Tuesday, October 6, 2015

Today, me and a colleague from StarterSquad spent some time puzzling out the deploy of a group of microservices on Vagrant. The environment was Apache + mod_wsgi + Flask. In the "real-life", these services more or less happily run each on their own AWS EBS instance. For the simplicity of the local development, we wanted to provision them all on a Vagrant instance instead. (We use an Ansible-based tool called Prudentia to orchestrate deployment on different platforms with relative ease, but as a first step, the priority was to just make it all run there with a single command.)

The problem we encountered in the end was that some services seemed to ignore environment variables set with SetEnv in Apache configuration. That was strange because on AWS, the environment variables were set separately for every EBS instance and they seemed to be picked up. (These variables were used in from_envvars Flask directive to replace the defaults).

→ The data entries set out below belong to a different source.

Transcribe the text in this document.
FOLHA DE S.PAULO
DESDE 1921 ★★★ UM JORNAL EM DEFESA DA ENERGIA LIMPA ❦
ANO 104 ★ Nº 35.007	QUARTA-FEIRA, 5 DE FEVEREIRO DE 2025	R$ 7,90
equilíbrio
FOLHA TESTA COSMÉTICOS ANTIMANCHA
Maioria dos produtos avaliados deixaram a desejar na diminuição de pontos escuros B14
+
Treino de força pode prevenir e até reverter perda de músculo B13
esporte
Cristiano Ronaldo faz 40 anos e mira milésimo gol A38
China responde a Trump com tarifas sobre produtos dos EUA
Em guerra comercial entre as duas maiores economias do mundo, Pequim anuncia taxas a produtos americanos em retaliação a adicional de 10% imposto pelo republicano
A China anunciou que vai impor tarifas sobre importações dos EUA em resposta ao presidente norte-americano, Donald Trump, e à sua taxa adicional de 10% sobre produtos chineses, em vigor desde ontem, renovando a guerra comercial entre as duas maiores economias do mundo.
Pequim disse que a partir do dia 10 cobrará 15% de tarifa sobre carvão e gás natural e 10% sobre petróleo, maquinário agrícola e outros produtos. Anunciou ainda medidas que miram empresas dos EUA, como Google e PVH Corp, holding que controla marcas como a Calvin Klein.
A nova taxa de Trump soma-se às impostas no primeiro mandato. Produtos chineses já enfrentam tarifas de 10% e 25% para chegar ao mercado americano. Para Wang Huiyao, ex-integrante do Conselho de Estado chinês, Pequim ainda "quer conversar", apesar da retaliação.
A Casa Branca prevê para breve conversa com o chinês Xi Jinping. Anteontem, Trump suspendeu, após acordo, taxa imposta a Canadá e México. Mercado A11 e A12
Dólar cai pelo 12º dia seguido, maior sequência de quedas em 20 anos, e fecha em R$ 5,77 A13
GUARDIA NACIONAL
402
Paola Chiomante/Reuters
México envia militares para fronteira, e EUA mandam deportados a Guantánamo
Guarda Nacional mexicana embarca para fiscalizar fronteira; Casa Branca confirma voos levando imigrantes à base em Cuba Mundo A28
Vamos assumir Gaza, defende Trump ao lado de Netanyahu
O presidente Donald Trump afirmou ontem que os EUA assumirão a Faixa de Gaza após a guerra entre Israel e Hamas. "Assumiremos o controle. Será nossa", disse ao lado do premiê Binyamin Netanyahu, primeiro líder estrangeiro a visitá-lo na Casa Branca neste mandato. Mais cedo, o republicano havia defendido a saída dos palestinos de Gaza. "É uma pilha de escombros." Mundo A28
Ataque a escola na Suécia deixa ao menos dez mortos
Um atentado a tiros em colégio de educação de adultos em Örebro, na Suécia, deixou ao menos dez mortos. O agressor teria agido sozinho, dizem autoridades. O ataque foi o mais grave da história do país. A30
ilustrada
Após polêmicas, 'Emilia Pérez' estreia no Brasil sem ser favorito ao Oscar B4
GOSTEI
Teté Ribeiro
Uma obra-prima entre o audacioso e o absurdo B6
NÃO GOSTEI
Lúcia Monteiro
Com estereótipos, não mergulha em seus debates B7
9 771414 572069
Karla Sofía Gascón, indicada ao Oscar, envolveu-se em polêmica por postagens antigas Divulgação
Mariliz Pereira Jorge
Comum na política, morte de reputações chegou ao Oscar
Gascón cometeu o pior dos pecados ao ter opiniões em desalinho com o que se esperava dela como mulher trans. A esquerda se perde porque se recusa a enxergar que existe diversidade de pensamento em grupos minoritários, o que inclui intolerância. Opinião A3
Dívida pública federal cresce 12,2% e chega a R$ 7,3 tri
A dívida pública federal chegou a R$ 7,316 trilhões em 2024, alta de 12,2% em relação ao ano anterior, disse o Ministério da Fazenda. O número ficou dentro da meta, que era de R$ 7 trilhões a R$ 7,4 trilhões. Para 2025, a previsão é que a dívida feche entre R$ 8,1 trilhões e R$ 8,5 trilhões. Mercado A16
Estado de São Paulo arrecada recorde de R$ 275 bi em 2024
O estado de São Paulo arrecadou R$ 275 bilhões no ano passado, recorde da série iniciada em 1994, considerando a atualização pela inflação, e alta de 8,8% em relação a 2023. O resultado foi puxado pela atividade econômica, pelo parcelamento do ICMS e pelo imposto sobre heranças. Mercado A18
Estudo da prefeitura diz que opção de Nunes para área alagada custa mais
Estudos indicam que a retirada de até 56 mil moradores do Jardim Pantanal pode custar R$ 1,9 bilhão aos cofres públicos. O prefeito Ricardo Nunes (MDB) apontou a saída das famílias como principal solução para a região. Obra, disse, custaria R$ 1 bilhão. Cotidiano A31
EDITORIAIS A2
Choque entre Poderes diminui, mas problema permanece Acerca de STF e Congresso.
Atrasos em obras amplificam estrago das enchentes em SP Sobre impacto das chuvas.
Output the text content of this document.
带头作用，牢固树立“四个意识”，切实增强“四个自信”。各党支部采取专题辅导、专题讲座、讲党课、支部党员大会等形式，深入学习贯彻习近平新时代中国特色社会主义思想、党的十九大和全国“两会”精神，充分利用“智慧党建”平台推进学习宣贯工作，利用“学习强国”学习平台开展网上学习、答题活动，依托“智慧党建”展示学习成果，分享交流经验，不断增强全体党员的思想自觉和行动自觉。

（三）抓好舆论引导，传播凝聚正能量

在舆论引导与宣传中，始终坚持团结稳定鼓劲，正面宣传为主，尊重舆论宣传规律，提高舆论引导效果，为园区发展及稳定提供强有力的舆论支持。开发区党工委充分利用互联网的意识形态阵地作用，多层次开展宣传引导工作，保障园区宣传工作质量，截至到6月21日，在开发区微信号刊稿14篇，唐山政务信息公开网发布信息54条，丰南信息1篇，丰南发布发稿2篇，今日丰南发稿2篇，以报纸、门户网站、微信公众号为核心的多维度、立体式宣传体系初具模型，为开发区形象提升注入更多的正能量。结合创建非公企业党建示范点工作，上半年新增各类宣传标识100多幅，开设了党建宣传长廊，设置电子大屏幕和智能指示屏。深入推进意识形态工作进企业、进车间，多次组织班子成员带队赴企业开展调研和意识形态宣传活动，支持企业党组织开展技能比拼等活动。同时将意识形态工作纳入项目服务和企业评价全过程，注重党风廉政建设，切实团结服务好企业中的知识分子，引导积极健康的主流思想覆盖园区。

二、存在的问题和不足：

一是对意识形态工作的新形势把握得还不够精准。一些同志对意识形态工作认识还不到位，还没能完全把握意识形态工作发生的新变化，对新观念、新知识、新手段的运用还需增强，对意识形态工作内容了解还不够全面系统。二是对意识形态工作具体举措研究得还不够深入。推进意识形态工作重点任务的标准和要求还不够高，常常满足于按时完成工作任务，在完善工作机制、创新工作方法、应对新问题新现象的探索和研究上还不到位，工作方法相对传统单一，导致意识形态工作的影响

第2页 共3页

Then came a learning moment for me (I did not work much with Apache / mod_wsgi / Python before) that the Python applications started with mod_wsgi are supposed to read their environment variables from a dictionary when they start. One can eventually add them to the OS environment with code like that:

def application(environ, start_response):
    for key in environ:
        os.environ[key] = environ[key]
    from my_module import app
    return app(environ, start_response)

However, not all of already existing microservices of our client were using that technique, and yet they seemed to have the right environment variables anyway.

As it appears, on AWS Elastic BeanStack the configuration variables are the system environment, and not Apache environment variables! It would be good if EBS documentation more clearly stated that difference.